The full potential of the case method requires cases that students can relate to and which present problems and allow the application of theory to practical situations that are realistic and relevant. My lemons came in the form of the lack of relevant cases that would allow for a meaningful application of theories and development of decision making skills relevant to the public management realities of local government leaders in Colombia. So, what is a professor to do? I could have used cases drawn from United States or other contexts and made the best of them. I could have abandoned the case method and used some other pedagogy. Or I could make lemonade.
Making lemonade was disguised in the form of writing cases….that is, students writing their own cases. Let’s be clear, case writing is not a simple nor quick task. A case must include sufficient details about the issues at hand, organizational setting, community characteristics, key individuals, governing policies, etc. It must be written in an engaging style that captures the readers’ attention and encourages reflection on decisions and outcomes. It also should not be so narrowly focused as to be useful only for a specific course or at one point in time.

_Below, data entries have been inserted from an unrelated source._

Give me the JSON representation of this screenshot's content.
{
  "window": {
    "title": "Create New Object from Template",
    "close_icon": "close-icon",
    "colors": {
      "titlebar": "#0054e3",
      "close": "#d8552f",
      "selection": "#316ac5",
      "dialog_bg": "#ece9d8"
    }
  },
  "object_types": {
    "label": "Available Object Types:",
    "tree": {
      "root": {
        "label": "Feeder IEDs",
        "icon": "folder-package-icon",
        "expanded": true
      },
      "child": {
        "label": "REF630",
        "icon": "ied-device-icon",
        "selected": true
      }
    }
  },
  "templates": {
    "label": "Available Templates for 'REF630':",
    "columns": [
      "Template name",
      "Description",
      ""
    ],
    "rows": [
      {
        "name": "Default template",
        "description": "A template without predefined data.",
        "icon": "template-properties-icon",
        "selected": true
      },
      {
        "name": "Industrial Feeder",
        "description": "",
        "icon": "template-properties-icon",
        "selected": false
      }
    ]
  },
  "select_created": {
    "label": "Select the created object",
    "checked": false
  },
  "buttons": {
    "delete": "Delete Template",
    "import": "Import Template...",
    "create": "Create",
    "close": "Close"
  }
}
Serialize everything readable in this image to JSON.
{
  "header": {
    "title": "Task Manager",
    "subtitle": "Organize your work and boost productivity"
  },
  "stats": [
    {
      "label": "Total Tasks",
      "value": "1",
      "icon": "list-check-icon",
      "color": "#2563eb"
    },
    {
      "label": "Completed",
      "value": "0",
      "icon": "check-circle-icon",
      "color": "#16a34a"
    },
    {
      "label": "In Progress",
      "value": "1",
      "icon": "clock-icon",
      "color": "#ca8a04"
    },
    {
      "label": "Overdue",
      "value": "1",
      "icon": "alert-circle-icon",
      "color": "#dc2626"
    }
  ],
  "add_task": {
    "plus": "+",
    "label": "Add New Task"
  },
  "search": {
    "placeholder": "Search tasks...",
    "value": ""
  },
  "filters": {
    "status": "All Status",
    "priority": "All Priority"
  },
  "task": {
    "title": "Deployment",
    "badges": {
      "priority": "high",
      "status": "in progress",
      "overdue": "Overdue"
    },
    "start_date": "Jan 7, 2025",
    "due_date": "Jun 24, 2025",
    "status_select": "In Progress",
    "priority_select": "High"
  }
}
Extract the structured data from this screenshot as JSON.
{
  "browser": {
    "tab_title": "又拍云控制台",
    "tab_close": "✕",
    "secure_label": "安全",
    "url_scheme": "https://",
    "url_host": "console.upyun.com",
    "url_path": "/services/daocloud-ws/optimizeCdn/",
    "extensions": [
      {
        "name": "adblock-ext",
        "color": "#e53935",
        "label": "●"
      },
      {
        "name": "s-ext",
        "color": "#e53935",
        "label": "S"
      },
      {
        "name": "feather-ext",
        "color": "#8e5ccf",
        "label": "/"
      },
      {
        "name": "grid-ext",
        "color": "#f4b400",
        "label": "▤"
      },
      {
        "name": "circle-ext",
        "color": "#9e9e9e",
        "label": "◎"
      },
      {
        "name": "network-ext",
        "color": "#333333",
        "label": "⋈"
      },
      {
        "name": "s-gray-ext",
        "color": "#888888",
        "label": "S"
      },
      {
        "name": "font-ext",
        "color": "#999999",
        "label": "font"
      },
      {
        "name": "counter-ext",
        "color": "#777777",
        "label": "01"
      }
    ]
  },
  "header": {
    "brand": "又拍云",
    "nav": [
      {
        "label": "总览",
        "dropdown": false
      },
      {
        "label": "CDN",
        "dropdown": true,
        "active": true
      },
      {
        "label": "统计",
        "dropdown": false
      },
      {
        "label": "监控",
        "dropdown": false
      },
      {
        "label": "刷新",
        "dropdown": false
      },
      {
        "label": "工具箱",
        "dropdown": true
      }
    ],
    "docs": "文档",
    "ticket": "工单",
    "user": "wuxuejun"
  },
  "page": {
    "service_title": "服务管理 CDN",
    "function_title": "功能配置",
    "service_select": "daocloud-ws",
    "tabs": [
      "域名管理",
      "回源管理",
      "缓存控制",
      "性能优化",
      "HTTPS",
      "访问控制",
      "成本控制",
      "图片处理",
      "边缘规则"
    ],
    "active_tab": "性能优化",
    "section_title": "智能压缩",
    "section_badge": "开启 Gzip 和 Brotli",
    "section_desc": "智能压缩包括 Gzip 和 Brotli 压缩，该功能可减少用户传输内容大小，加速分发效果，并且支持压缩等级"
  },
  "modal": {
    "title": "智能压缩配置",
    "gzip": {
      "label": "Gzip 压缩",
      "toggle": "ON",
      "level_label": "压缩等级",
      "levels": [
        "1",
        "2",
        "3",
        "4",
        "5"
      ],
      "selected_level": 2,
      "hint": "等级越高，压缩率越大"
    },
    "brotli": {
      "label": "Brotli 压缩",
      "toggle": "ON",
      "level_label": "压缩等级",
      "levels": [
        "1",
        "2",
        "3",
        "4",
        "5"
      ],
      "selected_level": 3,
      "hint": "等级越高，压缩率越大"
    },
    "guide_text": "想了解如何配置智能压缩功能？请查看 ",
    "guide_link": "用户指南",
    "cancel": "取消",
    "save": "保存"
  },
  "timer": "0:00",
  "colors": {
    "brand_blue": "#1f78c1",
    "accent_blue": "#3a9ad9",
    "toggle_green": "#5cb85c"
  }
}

I designed the class so that students would work in teams of 5 to identify an appropriate local government example, conduct research, and prepare a case that could be incorporated into our discussions and learning. The students rose to the occasion and prepared cases dealing with policies unique to Colombia (regarding responding to adolescent criminal activity, preparing youth to assume leadership roles in a post-conflict reconciliation period, enhancing representation of Afro-Colombians in the national legislature, implementing regional planning, and improving accountability in the spending of royalties transferred to local governments). Each case was based on the experiences of a particular municipality and they spanned the diverse geographic and demographic landscape of Colombia.
Not only did this experience allow me and the students to realize the usual benefits of the case method, it also generated some new cases to help address the original problem of too few cases for teaching public administration in Colombia. As part of their assignment for the class, the student groups were also tasked with writing an Instructor’s Guide to accompany their case so that it could be used in the future by other professors in other classes and at other universities. Those goals were part of my instructional plan (or my recipe for lemonade, if you will). But even better than those anticipated benefits, the students reported that the process of working in teams and conducting the research to write the cases contributed immensely to their appreciation of the value of their peers’ diverse experiences and perspectives, and helped to better appreciate how to apply public management theories to their own process of working together. Despite challenges along the way, the students were overwhelmingly positive in their assessment of the individual and collective value of the process.
Lemons –> Lemonade –>Thirst Quenched. All in all, a great learning and teaching experience.